Abraham Lincoln grew up poor on what was then the rough and harsh frontier of the country he would one day lead. A childhood fraught with instability, poverty, and loss shaped Lincoln’s psyche and contributed much to the mythology of a man who has come to represent all that is good about the country he preserved, and it is this formative history that is remembered at the Lincoln Boyhood National Memorial.
From 1816 to 1830, young Lincoln lived with his family in a settlement that was then known as Little Pigeon Creek, Indiana. Here, he lost his beloved mother to milk sickness in 1818 and in 1826 his only sister died in childbirth. A hungry-for-knowledge Lincoln read books—many gifted by his stepmother—by the fire in the family log cabin. He learned the rail splitting skills that the master politician later used to symbolize his frontier bona fides. He also fought with his father, who by all accounts had little understanding for his son’s ambition and intellect.

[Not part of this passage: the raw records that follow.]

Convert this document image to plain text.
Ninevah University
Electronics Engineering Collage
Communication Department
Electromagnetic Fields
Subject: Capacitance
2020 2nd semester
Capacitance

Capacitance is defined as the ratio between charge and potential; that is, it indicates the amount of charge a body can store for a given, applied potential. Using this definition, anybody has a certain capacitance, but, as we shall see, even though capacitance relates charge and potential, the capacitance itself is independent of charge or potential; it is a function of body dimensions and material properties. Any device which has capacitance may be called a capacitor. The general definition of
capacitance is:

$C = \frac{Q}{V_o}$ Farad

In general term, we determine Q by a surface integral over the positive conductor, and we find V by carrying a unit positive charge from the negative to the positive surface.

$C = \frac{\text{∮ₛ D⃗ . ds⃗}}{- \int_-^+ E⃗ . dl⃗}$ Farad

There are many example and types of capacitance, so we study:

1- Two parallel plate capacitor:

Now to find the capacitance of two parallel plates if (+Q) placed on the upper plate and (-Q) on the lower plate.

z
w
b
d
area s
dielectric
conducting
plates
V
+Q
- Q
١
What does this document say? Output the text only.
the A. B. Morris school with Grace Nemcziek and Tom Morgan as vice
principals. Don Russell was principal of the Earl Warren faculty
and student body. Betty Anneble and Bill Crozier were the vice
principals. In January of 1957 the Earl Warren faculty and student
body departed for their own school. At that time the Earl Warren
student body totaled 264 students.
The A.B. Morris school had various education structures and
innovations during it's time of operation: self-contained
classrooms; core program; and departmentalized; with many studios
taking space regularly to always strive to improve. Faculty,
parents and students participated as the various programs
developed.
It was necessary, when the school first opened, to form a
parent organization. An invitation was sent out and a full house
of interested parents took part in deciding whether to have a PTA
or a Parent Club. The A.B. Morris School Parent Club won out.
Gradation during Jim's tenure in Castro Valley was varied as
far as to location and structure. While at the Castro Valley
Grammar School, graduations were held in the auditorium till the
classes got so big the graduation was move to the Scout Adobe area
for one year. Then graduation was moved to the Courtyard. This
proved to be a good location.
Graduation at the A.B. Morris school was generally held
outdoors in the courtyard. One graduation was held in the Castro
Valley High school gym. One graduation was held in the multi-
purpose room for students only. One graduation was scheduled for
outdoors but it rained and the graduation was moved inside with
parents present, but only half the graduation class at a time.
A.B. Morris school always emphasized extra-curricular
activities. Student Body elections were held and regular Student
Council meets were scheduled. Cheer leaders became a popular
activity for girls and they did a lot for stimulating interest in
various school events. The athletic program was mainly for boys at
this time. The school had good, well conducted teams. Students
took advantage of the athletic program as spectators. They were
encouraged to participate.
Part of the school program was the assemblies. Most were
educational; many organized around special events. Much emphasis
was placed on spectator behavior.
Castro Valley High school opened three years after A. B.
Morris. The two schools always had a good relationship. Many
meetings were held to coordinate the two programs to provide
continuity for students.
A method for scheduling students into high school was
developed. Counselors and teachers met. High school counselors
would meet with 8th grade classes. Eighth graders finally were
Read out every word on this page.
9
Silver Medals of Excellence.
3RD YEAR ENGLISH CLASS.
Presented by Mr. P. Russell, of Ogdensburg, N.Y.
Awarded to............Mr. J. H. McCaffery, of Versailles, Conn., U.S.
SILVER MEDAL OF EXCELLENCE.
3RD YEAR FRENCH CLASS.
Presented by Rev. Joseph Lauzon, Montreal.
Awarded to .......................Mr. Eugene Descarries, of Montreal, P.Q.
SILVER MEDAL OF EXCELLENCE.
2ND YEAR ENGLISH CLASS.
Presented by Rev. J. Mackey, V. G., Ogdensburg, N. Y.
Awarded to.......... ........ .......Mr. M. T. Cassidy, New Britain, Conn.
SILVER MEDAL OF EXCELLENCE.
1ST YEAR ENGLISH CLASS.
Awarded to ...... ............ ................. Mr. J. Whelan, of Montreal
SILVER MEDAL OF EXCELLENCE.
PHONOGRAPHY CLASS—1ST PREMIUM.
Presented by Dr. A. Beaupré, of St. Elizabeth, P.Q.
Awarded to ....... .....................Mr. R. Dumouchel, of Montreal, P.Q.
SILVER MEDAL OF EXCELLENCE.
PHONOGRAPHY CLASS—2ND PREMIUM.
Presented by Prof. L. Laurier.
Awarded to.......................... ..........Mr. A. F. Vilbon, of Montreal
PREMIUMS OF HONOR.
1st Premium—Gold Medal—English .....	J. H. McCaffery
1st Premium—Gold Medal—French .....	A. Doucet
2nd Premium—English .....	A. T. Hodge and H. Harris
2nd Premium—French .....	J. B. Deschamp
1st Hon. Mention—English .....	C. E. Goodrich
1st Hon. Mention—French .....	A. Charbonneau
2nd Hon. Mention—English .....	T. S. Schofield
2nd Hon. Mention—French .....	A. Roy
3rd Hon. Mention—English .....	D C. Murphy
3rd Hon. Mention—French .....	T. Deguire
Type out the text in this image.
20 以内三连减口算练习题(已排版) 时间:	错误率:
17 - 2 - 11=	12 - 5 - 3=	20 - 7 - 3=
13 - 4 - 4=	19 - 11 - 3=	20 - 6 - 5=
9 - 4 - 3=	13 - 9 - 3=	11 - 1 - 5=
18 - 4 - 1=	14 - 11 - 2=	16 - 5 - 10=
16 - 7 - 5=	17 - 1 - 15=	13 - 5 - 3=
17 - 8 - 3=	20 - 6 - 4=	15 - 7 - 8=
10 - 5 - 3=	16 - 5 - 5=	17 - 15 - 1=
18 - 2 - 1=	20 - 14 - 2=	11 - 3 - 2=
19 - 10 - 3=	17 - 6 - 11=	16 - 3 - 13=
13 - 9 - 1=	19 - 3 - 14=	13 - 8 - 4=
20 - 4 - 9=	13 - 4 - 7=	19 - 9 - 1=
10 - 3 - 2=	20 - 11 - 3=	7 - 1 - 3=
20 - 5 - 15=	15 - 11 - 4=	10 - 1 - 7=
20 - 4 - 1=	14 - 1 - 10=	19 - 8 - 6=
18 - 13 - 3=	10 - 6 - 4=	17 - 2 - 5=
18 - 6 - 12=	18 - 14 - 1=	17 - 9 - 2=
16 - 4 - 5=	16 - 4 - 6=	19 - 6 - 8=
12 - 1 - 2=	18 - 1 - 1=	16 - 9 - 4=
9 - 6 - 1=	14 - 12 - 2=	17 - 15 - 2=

Today, a sprawling national park contains much of what was the Little Pigeon Creek settlement. The centerpiece is a limestone memorial and Memorial Visitor’s Center, which contains information on Lincoln’s time in Indiana and the key moments of his life. None of the actual log cabins where the Lincoln family lived survive, but the foundation of one has been preserved in bronze at the Cabin Site Memorial, built in 1917. There’s also the Lincoln Living Historical Farm, a working recreation of what farming would have been like during Lincoln’s time.
Most poignantly, the park contains the Little Pigeon Creek Cemetery, which contains the grave of Nancy Hanks Lincoln. Each year, thousands of visitors pass through The Allee, a walkway designed by famed landscape architect Fredrick Law Olmstead, Jr, to pay their respect to the pioneer woman that never lived to see her son’s greatness.